Towards the end of the ’90s, long before the whole world found out about web 2.0, social networking and co-creation online, Furthernoise/Furtherfield, a collective of activists and radical artists that was founded in the UK by Marc Garret and Ruth Catlow, focused their activity on concepts such as horizontal collaboration, sharing, involvement, openness, co-creation. In short they were turning the culture of individualism and D.I.Y. (do it yourself) into a culture of community and D.I.W.O. (do it with others), and artistic collaboration from contextual into relational.

Technology was still a limited, but rapidly evolving phenomenon, their resoluteness was endless and their goal was clear: to bring down limits, political, social, cultural and geographic barriers – be they real or imaginary – through the direct and shared experience of art, including digital art.

10 years on the concepts of collaboration, universality, sharing of topics and languages could not be more topical, and those good fellows at Furthernoise/Furtherfield couldn’t be more active.
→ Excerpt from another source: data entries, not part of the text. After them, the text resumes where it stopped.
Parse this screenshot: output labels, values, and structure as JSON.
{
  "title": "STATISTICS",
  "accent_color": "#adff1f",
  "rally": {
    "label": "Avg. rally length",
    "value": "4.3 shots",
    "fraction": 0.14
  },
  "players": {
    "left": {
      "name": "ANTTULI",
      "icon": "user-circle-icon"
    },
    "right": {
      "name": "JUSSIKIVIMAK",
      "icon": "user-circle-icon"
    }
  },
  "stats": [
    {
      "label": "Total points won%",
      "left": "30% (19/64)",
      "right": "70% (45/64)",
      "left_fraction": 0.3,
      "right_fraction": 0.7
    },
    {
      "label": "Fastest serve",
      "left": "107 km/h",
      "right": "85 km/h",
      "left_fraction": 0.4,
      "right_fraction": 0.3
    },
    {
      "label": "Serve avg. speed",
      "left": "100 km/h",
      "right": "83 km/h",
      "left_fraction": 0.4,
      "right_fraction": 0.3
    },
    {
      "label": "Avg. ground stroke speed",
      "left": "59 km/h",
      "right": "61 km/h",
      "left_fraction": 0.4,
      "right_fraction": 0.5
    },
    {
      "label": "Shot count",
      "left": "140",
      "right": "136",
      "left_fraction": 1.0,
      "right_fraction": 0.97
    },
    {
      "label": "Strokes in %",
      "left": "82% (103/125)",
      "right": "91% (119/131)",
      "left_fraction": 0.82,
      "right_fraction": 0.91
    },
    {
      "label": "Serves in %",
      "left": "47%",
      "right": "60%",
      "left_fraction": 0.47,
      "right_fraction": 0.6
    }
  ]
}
Digicult has recently interviewed them ( Digimag 35http://www.digicult.it/digimag/article.asp?id=1183 ) and visited them again during the media art, HTTP exhibition/event that took place a few weeks ago at their London gallery/workshop . The title of the show: “Whereof one cannot speak, thereof one must be silent” . The artists: the Israeli/ American video-artist Doron Golan, the English multimedia artist and educator Michael Szpakowski. The works on show are digital videos by both authors, some are personal, others the result of the long-lasting online collaboration between the two… who met for the first time at the opening of this exhibition.

.

The matter of the artists are digital videos and films: hyper-realistic, yet surreal and psychedelic, rarefied or low-resolution, in slow motion or fast-played, invariably transformed into something else. Both artists experiment with language and technique, using programs such as QuickTime and Shockwave. Doron Golan films daily life scenes in the Middle East (he often picks seemingly neutral subjects in order to send out clear political messages) and screens short passages in loop and with live-recording audio, transforming the seeming absence of a focus into the most captivating one.
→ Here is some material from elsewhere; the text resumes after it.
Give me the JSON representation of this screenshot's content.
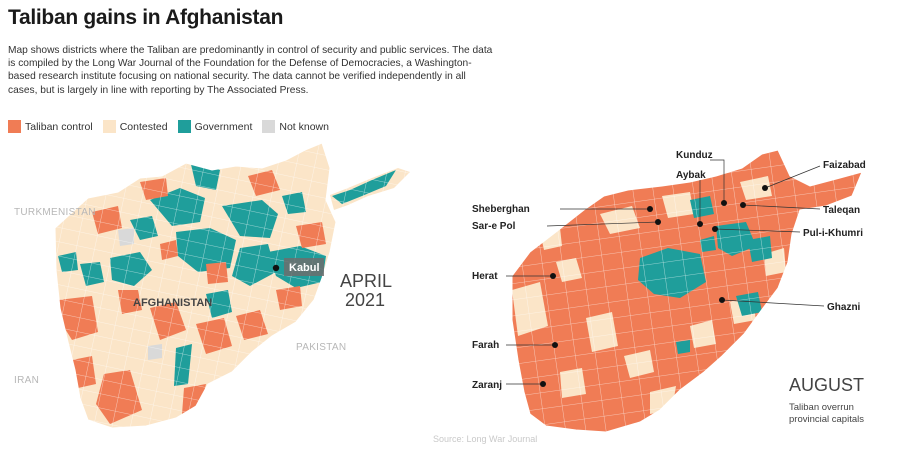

Michael Szpakowski shoots daily life scenes, such as details of his back-garden, and transforms shapes, full and empty spaces, surfaces, colours and shades, dark and light zones, into an original pictorial stuff, accompanied by a minimal, repetitive and hypnotic music that he himself has composed. Here, simultaneously screened on opposite walls, their works create an environment that is simultaneously intimate and alienating, cosy and disheartening… they are far away and yet communicating. After all, this is how they have been collaborating for years: from a distance, yet constantly in creative touch.

.

Since besides sharing, communication is another key factor of the group’s philosophy behind HTTP, the installation is accompanied by a brief (and unambiguous) essay by the electronic and hyper-literature art critic – and creator of the site/hub hyperex.co.uk – Edward Picot. In short, Picot points out that the art of Golan and Szpakowski is a product of the digital revolution. Without such a revolution, their expressivity wouldn’t have taken shape. Picot also points out that the two authors have had a significant share to this revolution.

They started by experimenting with digital films, the films were replaced by files, that they have then shared online to create dvblog.org, an online community of artists devoted to the genre. The activity on the site/blog has turned out to be vital to widespread the concept of file and ‘push and pull’ collaboration, to spread one’s own content and simultaneously receive the content developed by others, versus the previous idea of actively pushing one’s own content towards a passive audience.

.

If Youtube and other video-files sharing platforms are the concretization of this possibility, with its positive and negative aspects, the ideal cooperation between Doran and Michael is one of its first and most comprehensive expression.